Two other methods give languages ​​separately and can be used, for example, to form selects or other selection elements.
2. Translation
One method, three arguments: from which, to which and actually translated text.
Pay attention also to the important property of eolSymbol - the end of the line. If it is set incorrectly, the output text will not be formatted (see comments in the source).
Example:
$text = file_get_contents('text.txt');
$translatedText = $translator->yandexTranslate('ru', 'uk', $text);
echo $translatedText;
Beginning of the text.txt file:
Mario Puzo Godfather
Dedicated to Anthony Cleary
BOOK ONE
Behind every great condition lies a crime.Script execution result:
MarŃ–o p'yuzo of the Epiphany
Attach to Entrance Clips
FIRST BOOK
Behind a great country of skin, curse evil-doers.Let's pay attention right away - the translation is good, but editing is required.
3. Translation of large texts
For the translation of large texts is the abstract class Big_Text_Translate
The principle is as follows.
First, the text is divided into sentences using the sentendersDelimiter separator — the default is a period.

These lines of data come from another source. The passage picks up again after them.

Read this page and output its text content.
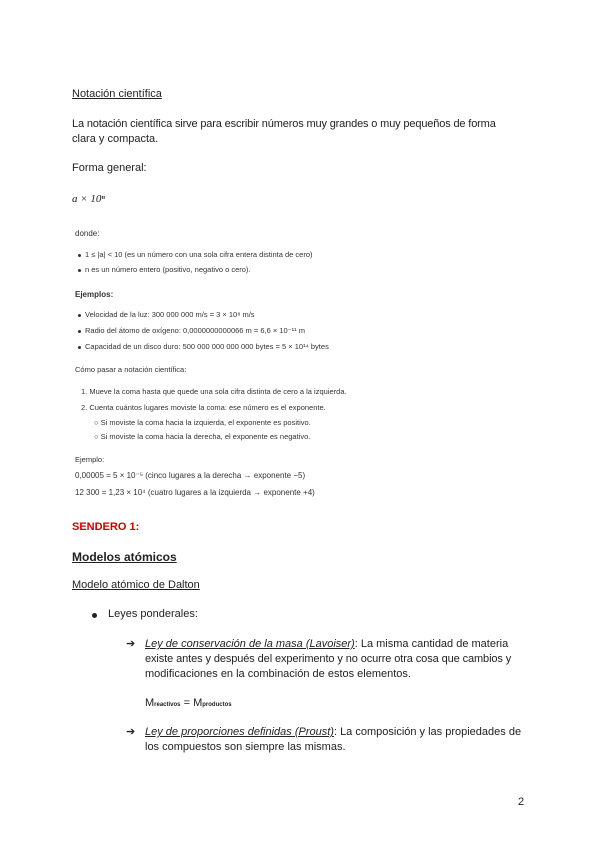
Notación científica
La notación científica sirve para escribir números muy grandes o muy pequeños de forma
clara y compacta.
Forma general:
a × 10ⁿ
donde:
1 ≤ |a| < 10 (es un número con una sola cifra entera distinta de cero)
n es un número entero (positivo, negativo o cero).
Ejemplos:
Velocidad de la luz: 300 000 000 m/s = 3 × 10⁸ m/s
Radio del átomo de oxígeno: 0,0000000000066 m = 6,6 × 10⁻¹¹ m
Capacidad de un disco duro: 500 000 000 000 000 bytes = 5 × 10¹⁴ bytes
Cómo pasar a notación científica:
1. Mueve la coma hasta que quede una sola cifra distinta de cero a la izquierda.
2. Cuenta cuántos lugares moviste la coma: ese número es el exponente.
○ Si moviste la coma hacia la izquierda, el exponente es positivo.
○ Si moviste la coma hacia la derecha, el exponente es negativo.
Ejemplo:
0,00005 = 5 × 10⁻⁵ (cinco lugares a la derecha → exponente −5)
12 300 = 1,23 × 10⁴ (cuatro lugares a la izquierda → exponente +4)
SENDERO 1:
Modelos atómicos
Modelo atómico de Dalton
Leyes ponderales:
➔ Ley de conservación de la masa (Lavoiser): La misma cantidad de materia
existe antes y después del experimento y no ocurre otra cosa que cambios y
modificaciones en la combinación de estos elementos.
Mreactivos = Mproductos
➔ Ley de proporciones definidas (Proust): La composición y las propiedades de
los compuestos son siempre las mismas.
2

Of course, it would be more correct to use a dot with a space, but in real, for example, “kamentah”, the space after the dot could easily “act”. Therefore, it does not cause problems in real work, but the property can be overridden.Then sentences are collected in text fragments, the size of which does not exceed the specified value of symbolLimit - by default 2000.
Text fragments are ready for translation, semantics and formatting are saved. Fragments are created by the static toBigPieces method, the output is an array.

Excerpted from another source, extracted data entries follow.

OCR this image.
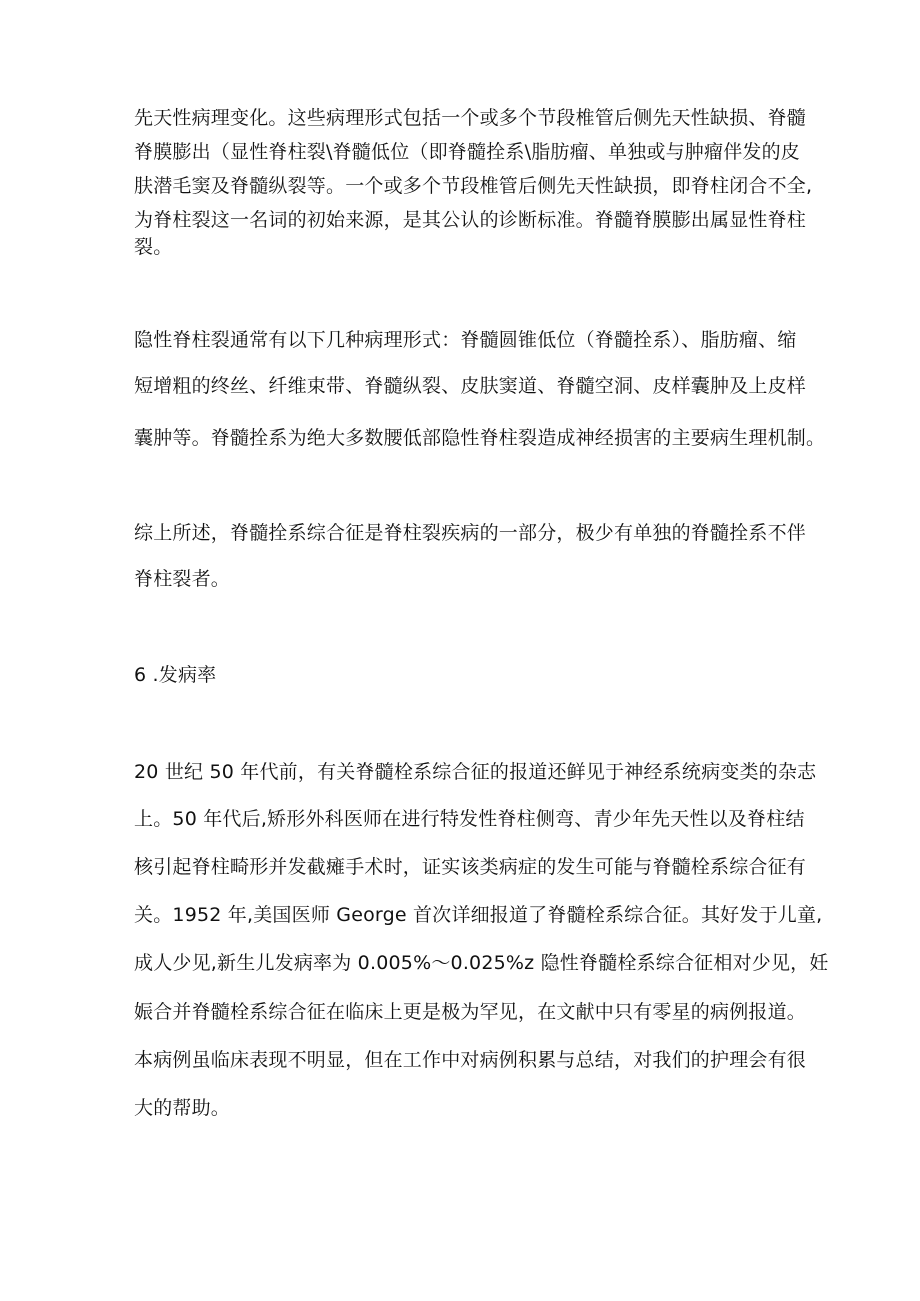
先天性病理变化。这些病理形式包括一个或多个节段椎管后侧先天性缺损、脊髓
脊膜膨出（显性脊柱裂\脊髓低位（即脊髓拴系\脂肪瘤、单独或与肿瘤伴发的皮
肤潜毛窦及脊髓纵裂等。一个或多个节段椎管后侧先天性缺损，即脊柱闭合不全,
为脊柱裂这一名词的初始来源，是其公认的诊断标准。脊髓脊膜膨出属显性脊柱
裂。
隐性脊柱裂通常有以下几种病理形式：脊髓圆锥低位（脊髓拴系）、脂肪瘤、缩
短增粗的终丝、纤维束带、脊髓纵裂、皮肤窦道、脊髓空洞、皮样囊肿及上皮样
囊肿等。脊髓拴系为绝大多数腰低部隐性脊柱裂造成神经损害的主要病生理机制。
综上所述，脊髓拴系综合征是脊柱裂疾病的一部分，极少有单独的脊髓拴系不伴
脊柱裂者。
6 .发病率
20 世纪 50 年代前，有关脊髓栓系综合征的报道还鲜见于神经系统病变类的杂志
上。50 年代后,矫形外科医师在进行特发性脊柱侧弯、青少年先天性以及脊柱结
核引起脊柱畸形并发截瘫手术时，证实该类病症的发生可能与脊髓栓系综合征有
关。1952 年,美国医师 George 首次详细报道了脊髓栓系综合征。其好发于儿童,
成人少见,新生儿发病率为 0.005%〜0.025%z 隐性脊髓栓系综合征相对少见，妊
娠合并脊髓栓系综合征在临床上更是极为罕见，在文献中只有零星的病例报道。
本病例虽临床表现不明显，但在工作中对病例积累与总结，对我们的护理会有很
大的帮助。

The fromBigPieces method stitches the translated fragments back into a solid text.
Example
$bigText = file_get_contents('text_big.txt');
$textArray = Big_Text_Translate::toBigPieces($bigText);
$numberOfTextItems = count($textArray);
foreach ($textArray as $key=>$textItem){
//
echo ' '.$key.' '.$numberOfTextItems;
flush();
$translatedItem = $translator->yandexTranslate('ru', 'uk', $textItem);
$translatedArray[$key] = $translatedItem;
}
$translatedBigText = Big_Text_Translate::fromBigPieces($translatedArray);
echo $translatedBigText;
Try this example yourself - everything is in the repository.
Dear Hobrazhiteli! If the material is of interest, then its continuation is being prepared, including sections:
- caching translation results in several levels
- work with the Bing service
- full demo: building a multilingual site.